Deep Neural Network for Music Source Separation in Tensorflow

This work is from Jeju Machine Learning Camp 2017

  • Co-author: Mark Kwon (hjkwon0609@gmail.com)
  • Final work will be done in Jeju ML Camp. Please check here.
  • Take a look at the demo!

Intro

Recently, deep neural networks have been used in numerous fields and improved quality of many tasks in the fields. Applying deep neural nets to MIR(Music Information Retrieval) tasks also provided us quantum performance improvement. Music source separation is a kind of task for separating voice from music such as pop music. In this project, I implement a deep neural network model for music source separation in Tensorflow.

Implementations

  • I used Posen's deep recurrent neural network(RNN) model [2, 3].
    • 3 RNN layers + 2 dense layer + 2 time-frequency masking layer
  • I used iKala dataset introduced by [1] and MIR-1K dataset which is public together when training.

Requirements

  • Numpy >= 1.3.0
  • TensorFlow == 1.2
  • librosa == 0.5.1

Usage

  • Configuration
    • config.py: set dataset path appropriately.
  • Training
    • python train.py
    • check the loss graph in Tensorboard.
  • Evaluation
    • python eval.py
    • check the result in Tensorboard (audio tab).

References

  1. Zhe-Cheng Fan, Tak-Shing T. Chan, Yi-Hsuan Yang, and Jyh-Shing R. Jang, "Music Signal Processing Using Vector Product Neural Networks", Proc. of the First Int.
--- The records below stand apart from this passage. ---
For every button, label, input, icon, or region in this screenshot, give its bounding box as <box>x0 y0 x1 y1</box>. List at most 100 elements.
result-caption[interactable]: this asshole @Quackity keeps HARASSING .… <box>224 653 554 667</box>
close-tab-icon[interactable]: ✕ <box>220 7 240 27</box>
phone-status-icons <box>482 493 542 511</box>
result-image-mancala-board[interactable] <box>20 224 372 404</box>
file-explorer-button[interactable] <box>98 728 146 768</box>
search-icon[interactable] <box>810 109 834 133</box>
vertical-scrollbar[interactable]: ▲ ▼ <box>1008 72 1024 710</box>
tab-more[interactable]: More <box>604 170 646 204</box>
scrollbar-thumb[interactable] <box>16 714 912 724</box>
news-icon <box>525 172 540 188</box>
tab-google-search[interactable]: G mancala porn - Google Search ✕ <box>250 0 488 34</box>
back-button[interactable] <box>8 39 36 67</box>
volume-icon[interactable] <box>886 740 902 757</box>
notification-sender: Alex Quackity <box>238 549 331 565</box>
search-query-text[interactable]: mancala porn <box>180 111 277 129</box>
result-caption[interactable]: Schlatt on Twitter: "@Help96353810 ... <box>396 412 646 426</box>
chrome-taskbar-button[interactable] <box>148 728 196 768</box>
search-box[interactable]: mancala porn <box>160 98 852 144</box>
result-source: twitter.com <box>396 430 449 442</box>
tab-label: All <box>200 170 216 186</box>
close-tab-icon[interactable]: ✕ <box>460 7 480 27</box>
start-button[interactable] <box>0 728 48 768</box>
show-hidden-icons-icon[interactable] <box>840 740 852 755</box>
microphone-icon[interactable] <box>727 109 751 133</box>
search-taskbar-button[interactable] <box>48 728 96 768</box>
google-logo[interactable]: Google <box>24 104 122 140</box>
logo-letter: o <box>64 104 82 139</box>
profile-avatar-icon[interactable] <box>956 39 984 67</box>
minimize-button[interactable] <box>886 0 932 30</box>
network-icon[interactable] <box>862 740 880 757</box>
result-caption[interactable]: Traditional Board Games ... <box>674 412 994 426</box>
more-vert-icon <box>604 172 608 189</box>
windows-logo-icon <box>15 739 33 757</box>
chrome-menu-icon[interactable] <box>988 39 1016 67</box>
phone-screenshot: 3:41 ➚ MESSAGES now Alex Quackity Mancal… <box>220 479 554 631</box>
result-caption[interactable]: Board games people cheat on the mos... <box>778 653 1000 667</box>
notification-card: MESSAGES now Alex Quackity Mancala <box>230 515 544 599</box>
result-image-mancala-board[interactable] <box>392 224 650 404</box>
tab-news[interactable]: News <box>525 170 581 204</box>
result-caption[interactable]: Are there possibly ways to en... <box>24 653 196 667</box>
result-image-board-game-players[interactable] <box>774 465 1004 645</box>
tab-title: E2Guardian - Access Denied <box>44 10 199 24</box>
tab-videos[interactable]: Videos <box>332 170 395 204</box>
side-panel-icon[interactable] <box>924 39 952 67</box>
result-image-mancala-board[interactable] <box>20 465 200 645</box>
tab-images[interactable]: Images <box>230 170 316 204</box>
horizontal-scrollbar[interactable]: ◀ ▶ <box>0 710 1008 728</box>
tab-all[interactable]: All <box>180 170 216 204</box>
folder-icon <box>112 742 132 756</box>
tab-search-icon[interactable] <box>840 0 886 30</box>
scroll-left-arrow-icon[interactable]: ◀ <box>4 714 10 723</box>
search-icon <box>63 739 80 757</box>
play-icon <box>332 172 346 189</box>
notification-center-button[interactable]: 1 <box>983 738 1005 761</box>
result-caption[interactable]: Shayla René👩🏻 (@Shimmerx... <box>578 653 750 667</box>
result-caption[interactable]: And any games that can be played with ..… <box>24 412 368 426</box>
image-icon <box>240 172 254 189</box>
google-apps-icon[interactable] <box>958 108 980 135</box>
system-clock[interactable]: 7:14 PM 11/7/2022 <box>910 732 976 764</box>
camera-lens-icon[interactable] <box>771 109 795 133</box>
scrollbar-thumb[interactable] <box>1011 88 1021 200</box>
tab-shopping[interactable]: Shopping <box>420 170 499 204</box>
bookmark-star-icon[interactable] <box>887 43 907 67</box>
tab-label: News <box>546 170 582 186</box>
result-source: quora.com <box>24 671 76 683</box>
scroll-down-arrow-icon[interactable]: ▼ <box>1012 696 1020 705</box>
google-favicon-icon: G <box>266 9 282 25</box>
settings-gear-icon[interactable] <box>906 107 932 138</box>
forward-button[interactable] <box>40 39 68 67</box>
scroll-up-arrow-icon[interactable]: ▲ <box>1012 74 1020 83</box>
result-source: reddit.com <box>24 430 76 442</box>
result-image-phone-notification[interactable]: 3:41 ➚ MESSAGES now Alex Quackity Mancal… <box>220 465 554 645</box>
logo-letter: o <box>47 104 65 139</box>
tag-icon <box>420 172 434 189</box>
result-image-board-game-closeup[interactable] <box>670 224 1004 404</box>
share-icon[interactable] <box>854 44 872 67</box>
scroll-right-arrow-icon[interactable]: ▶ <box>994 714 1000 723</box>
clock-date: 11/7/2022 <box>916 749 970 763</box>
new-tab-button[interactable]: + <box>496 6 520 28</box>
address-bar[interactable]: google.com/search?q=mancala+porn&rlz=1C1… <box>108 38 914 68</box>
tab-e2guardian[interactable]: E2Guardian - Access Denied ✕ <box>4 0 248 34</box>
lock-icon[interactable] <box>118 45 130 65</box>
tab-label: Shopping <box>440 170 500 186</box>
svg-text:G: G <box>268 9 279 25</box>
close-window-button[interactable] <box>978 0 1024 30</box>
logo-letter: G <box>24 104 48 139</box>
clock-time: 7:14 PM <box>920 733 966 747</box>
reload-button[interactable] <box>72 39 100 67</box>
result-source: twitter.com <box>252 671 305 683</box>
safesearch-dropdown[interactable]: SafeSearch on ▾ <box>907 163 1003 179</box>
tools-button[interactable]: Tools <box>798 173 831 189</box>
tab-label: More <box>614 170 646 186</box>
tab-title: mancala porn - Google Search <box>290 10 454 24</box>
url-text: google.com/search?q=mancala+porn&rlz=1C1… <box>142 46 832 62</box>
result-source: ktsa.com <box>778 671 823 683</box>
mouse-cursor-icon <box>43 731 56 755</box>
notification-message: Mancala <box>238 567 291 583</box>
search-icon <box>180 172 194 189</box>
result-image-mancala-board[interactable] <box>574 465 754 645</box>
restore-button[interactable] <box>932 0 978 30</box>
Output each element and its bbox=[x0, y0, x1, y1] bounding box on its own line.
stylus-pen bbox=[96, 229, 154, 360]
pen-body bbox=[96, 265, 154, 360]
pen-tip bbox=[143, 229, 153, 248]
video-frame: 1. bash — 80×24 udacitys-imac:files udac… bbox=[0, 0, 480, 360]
Workshop on Deep Learning and Music joint with IJCNN, May, 2017
  2. P.-S. Huang, M. Kim, M. Hasegawa-Johnson, P. Smaragdis, "Joint Optimization of Masks and Deep Recurrent Neural Networks for Monaural Source Separation", IEEE/ACM Transactions on Audio, Speech, and Language Processing, vol. 23, no. 12, pp. 2136–2147, Dec. 2015
  3. P.-S. Huang, M. Kim, M. Hasegawa-Johnson, P. Smaragdis, "Singing-Voice Separation From Monaural Recordings Using Deep Recurrent Neural Networks" in International Society for Music Information Retrieval Conference (ISMIR) 2014.
  4. Tohru Nitta, "A backpropagation algorithm for neural networks based an 3D vector product. In Proc. IJCNN", Proc. of IJCAI, 2007.